More importantly, the scientists report that to optimally preserve muscle as you lose weight, you need to take in protein at each meal throughout the day.

"Besides nourishing your muscles, the added protein will help prevent you overeating," explains Valerie.

The best sources are beef, chicken, fish, dairy and eggs.

4. Don't be afraid of natural fat.

That's right, the kind that's found in meat, avocado, olives or olive-oil-based dressing. Because fat alone doesn't raise your insulin levels, it has little to do with making you fat, contrary to popular opinion, says Valerie.

High amounts of carbs, coupled with high levels of fat are the real culprits, she explains, since they stimulate the release of insulin, causing your body to store fat instead of burning it.

But what about heart health? In a review of 13 studies published in the Journal of Nutrition, researchers determined that low-carb diets - all of which provided at least 50 per cent of daily kilojoules from fat - were more effective at reducing heart-disease risk than traditional low-fat diets.

5. Forget about processed foods.

Pre-diet, I lived on processed meat. But Valerie dumped them quickly, because most contain added salt (affecting weight and blood pressure) and sugar, as well as nitrates, which are associated with an increased risk of cancer.

Instead, I ate ground beef and turkey. (Both take only a few minutes to cook and taste great cold the next day.)

However, I did slip up. On my 15th day on the program, I discovered Terra vegetable chips. "A delicious potpourri of exotic vegetables," the bag said.

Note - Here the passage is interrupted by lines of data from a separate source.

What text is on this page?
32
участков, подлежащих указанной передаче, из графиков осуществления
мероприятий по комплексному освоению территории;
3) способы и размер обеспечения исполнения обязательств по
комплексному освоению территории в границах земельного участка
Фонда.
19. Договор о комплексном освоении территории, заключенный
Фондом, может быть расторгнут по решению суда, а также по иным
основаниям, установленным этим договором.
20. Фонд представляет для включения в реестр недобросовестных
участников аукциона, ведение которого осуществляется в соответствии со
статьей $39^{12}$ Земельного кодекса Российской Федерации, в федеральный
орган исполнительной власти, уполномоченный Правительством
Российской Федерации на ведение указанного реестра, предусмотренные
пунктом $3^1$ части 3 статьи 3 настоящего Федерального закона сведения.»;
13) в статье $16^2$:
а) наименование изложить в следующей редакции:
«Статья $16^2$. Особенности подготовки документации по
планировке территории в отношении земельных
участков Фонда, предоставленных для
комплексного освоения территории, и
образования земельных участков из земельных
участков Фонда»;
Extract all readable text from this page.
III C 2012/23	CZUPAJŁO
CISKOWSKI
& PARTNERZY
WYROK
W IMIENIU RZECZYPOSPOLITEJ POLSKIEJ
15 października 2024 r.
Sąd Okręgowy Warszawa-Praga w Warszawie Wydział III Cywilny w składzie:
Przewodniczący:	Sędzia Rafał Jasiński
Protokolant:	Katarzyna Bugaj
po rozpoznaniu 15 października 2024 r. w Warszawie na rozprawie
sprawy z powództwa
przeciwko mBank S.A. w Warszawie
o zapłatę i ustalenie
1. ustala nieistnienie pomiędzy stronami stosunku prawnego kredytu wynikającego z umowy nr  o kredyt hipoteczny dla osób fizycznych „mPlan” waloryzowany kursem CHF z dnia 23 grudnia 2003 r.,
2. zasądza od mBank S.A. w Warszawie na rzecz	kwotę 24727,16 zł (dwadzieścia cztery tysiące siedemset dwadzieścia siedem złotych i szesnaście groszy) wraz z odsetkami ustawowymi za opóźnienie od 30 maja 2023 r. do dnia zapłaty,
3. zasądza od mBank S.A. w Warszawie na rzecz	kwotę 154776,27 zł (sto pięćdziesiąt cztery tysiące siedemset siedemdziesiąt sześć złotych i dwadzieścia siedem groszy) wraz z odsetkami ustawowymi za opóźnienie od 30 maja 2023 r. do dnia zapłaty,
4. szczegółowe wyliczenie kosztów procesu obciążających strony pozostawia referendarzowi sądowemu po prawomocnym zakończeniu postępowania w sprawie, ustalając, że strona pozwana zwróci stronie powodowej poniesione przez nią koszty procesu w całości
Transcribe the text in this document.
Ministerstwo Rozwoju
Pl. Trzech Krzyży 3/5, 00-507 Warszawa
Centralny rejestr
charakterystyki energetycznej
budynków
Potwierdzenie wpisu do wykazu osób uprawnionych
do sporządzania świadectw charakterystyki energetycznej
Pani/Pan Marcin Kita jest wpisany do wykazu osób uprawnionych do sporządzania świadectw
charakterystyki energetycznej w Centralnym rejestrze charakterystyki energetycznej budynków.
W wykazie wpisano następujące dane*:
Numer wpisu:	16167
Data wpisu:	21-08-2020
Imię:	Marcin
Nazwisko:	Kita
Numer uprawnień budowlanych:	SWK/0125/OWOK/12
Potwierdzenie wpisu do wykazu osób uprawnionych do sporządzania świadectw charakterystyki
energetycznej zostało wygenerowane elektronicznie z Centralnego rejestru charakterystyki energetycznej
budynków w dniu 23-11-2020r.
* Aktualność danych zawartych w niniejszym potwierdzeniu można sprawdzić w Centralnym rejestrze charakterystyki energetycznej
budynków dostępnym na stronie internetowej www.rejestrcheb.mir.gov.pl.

Sounded healthy to me, so I crunched on them hard during long days at work. A week later, when I told Valerie about my new favourite addiction, a sharp scolding followed.
I'd been suckered by the word "vegetable". These chips are made from starchy root vegetables, so their carb count is similar to that of potato chips and they're loaded with salt. The scales reflected my mistake.

If you follow only one rule, make it this: if it comes in a box or a bag, skip it. I guarantee you'll have success.